What is GERD?
Gastroesophageal reflux disease, or GERD, is a very common digestive condition that typically presents as a burning chest pain, usually after eating. Pain is the result of acidic stomach content moving into the esophagus.
Unlike the stomach, the esophagus is not equipped to handle exposure to acid and digestive enzymes. A large, spicy meal, fatty food and obesity all facilitate exposure of the esophagus to acid. The major mechanism appears to be relaxation of the lower esophageal sphincter, a valve that creates a barrier between the esophagus and stomach. Increased abdominal pressures, from obesity, push stomach contents into the esophagus. The barrier between the stomach and esophagus can be further compromised by a hiatal hernia, which occurs in 50 – 60% of those with GERD.
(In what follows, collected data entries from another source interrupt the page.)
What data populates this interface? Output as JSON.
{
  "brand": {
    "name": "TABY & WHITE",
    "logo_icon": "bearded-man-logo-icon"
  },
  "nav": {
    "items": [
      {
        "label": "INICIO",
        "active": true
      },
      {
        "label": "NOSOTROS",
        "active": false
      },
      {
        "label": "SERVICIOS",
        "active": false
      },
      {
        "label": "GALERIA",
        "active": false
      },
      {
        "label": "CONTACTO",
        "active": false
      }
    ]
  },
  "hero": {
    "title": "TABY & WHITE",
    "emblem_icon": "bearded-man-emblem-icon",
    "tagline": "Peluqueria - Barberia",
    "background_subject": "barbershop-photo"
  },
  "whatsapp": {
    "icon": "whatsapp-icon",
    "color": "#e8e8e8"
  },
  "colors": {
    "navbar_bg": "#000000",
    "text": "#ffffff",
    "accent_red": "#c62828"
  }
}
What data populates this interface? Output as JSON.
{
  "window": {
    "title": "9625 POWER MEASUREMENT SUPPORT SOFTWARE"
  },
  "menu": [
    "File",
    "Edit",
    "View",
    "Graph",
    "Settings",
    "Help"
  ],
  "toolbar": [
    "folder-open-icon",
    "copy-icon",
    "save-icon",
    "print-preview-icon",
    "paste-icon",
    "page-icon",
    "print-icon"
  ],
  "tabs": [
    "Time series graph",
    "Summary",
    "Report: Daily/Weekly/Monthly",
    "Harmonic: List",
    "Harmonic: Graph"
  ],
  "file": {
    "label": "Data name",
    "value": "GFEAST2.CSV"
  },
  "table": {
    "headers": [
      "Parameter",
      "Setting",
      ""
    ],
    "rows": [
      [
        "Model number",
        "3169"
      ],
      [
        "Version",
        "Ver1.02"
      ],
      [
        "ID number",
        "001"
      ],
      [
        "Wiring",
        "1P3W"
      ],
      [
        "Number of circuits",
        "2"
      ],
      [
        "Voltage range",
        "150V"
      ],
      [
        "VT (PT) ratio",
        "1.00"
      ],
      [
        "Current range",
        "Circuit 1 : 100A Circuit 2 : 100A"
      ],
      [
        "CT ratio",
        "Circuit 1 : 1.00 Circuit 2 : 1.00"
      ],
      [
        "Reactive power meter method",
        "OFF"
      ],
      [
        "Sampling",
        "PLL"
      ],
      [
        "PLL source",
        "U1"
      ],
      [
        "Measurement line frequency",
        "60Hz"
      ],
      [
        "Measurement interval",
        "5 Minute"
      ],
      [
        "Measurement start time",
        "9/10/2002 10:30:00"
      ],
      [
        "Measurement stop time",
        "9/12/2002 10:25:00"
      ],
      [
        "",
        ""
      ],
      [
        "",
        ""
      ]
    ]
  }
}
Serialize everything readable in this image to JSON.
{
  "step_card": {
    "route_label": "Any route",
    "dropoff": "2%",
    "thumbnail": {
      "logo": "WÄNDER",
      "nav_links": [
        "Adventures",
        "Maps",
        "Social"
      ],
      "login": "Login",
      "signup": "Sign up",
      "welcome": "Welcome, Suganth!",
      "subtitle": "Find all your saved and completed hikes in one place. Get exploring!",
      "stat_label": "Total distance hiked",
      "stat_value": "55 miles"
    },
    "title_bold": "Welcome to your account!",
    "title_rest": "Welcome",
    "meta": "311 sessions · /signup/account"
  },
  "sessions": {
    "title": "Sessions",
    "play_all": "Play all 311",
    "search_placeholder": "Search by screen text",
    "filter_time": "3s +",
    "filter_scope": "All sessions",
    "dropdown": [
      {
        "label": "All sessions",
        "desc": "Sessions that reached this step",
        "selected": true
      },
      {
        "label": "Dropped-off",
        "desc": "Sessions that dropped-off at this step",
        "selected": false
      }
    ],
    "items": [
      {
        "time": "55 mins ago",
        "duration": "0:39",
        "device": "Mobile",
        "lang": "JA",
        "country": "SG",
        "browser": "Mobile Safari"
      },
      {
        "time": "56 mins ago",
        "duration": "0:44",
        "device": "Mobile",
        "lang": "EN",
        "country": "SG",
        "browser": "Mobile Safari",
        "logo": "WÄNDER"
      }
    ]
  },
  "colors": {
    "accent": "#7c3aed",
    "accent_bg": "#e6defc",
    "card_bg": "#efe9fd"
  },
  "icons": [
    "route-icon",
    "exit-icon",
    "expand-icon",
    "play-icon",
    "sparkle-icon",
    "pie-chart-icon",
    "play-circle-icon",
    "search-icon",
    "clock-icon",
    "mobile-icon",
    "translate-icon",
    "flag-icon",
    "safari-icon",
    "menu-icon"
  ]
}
While heartburn is the major symptom, other symptoms include chest tightness and mouth watering.
Tests & Diagnosis
Typically, improvement in symptoms in response to treatment is highly suggestive of GERD. If your doctor suspects your chest pain or heartburn is from acid, he will likely give you antacids. If you have had longstanding symptoms, have difﬁculty swallowing or weight loss, your doctor may recommend more diagnostic testing or referral to a specialist. Untreated GERD can lead to complications such as ulcers or a narrowing of the esophagus (esophageal strictures). Occasionally the cells of the esophagus can change because of the acid exposure, increasing the risk of esophageal cancer.
If symptoms are rare (1-2 times per week), over the counter antacids may suffice. For more frequent symptoms, daily acid suppression with a proton pump inhibitor is often utilized. Lifestyle modification may also be helpful, including weight loss, decreasing the amount of fat in the diet and eating smaller meals. In select patients with severe symptoms, surgery to create a tighter barrier to acid can be considered. We can provide guidance on the best approach to minimize symptoms and stress related to GERD.